Mix flour, cheese, salt and sugar in a food processor. Add butter and pulse until the mixture resembles coarse meal. Add 1 egg yolk and pulse to combine. Drizzle in 1/4 cup ice water and pulse until dough just comes together, adding a little bit more water only if needed.  Divide dough in half and shape into 2 disks. Wrap in plastic wrap and refrigerate about 1 hour, until firm.

To make the filling:

Toast the hazelnuts at 375 degrees F until the skins split, about 10-12 min. Let cool, then place in a clean kitchen towel and rub the skins off. (It doesn’t really matter if you can’t get it all off.)

Toss the cauliflower with 3 Tbsp oil and some salt and pepper. Place on a baking sheet lined with foil and bake at 425 degrees F until golden brown (about 10-15 min.), flipping over part way through.  Let cool.

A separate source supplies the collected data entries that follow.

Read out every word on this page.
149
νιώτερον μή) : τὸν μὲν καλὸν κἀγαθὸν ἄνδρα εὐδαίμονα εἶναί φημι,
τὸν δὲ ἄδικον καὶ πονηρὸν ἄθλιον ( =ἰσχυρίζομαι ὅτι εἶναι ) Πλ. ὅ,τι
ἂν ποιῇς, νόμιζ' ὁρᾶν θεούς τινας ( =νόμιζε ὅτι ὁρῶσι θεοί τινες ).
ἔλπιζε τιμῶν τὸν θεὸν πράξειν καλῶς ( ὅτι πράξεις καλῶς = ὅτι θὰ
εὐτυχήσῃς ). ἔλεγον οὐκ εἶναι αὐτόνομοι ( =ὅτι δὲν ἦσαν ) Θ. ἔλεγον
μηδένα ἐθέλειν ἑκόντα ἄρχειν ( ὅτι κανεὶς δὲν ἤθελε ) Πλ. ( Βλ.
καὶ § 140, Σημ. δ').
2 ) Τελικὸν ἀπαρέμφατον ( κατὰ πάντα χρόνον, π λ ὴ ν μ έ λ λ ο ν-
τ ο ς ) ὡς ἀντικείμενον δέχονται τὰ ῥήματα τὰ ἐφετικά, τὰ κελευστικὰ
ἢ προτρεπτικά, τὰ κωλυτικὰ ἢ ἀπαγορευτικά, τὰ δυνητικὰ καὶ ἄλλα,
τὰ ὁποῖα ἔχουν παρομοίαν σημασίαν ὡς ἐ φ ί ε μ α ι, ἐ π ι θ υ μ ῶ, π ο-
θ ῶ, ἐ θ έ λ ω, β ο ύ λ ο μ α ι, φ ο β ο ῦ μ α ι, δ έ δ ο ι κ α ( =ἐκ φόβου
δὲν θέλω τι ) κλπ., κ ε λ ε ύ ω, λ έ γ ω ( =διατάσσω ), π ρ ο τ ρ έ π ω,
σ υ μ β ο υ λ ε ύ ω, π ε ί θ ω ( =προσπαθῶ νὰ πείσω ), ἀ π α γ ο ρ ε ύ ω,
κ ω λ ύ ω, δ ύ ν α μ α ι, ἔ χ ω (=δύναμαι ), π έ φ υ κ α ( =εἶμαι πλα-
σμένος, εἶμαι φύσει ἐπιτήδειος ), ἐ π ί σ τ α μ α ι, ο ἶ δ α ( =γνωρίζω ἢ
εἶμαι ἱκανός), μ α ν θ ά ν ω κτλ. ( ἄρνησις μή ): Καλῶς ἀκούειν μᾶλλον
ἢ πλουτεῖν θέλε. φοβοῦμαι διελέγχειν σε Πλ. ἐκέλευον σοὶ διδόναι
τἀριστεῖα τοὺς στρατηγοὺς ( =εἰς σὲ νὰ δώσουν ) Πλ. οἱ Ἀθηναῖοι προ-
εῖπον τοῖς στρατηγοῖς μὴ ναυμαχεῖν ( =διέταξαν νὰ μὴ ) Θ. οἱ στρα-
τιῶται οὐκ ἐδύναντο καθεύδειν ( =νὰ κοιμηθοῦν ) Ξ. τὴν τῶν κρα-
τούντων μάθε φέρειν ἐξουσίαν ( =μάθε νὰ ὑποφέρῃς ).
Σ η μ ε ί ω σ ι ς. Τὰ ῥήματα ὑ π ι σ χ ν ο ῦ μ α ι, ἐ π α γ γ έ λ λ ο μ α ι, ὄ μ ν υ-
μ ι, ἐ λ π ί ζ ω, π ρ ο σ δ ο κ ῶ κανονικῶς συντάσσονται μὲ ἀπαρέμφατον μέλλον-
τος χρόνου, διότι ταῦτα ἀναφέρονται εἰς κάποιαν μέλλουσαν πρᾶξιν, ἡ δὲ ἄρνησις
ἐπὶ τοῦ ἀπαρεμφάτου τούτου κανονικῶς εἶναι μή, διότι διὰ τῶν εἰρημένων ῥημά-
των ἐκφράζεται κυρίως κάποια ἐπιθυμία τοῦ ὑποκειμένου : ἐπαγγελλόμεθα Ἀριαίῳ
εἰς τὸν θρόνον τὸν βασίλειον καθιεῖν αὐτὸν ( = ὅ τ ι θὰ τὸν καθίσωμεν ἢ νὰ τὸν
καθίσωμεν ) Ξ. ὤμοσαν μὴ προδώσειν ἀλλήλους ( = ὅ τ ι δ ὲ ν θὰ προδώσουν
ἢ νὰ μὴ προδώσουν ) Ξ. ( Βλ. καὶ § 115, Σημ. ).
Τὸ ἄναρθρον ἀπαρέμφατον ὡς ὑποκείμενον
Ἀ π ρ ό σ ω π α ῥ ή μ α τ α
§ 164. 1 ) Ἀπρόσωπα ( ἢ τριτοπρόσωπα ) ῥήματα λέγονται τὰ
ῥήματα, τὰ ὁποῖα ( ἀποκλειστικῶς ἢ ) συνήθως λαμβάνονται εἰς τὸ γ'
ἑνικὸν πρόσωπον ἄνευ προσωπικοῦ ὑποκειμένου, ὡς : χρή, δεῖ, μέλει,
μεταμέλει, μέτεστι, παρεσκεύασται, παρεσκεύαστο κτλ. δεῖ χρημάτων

Pulse the hazelnuts and garlic in a food processor until roughly chopped. Slowly add 1/4 cup oil while machine is running. Add zest and rosemary and some salt and pepper. Process until the mixture becomes a rough paste.

To assemble:

Roll out a disk of dough on a lightly floured surface. Cut out eight 4-inch rounds (or sixteen 3-inch rounds if you want to make mini hand pies). Spread about 2 tsp hazelnut mixture on each round (1 tsp for mini rounds), leaving a 1/4-inch border. Top with cauliflower and cheese slices.  Sprinkle with pepper and extra rosemary if you want. Mix the other egg yolk with the cream and brush the edges of the dough. Cut out eight more rounds (or 16 mini rounds) from the other piece of dough. Top each pie with another round of dough and press the edges together with a fork to seal them. Place the pies on a parchment-lined baking sheet.  Use a small cookie cutter to cut out shapes from the dough scraps. Brush each pie with the egg wash, top with a cutout, and brush the cutout with the egg wash. Refrigerate about 30 min, until firm. Bake at 375 degrees F until crust is golden brown, about 30 min. Serve warm or at room temperature with quince paste.

assembling hand pies

(Recipe adapted slightly from Martha Stewart’s Pies & Tarts)

Millennium Park


From → Appetizers

  1. Liz Fledderjohann permalink

    Your recipe looked so good, and I loved seeing the photos of you, John and your friends enjoying such a pleasant time in Chicago. Thanks for sharing your excellent recipes.

  2. You WOULD do something like competitive picnicking 😉 Looks like you had fun. Glad you could come for a picnic here!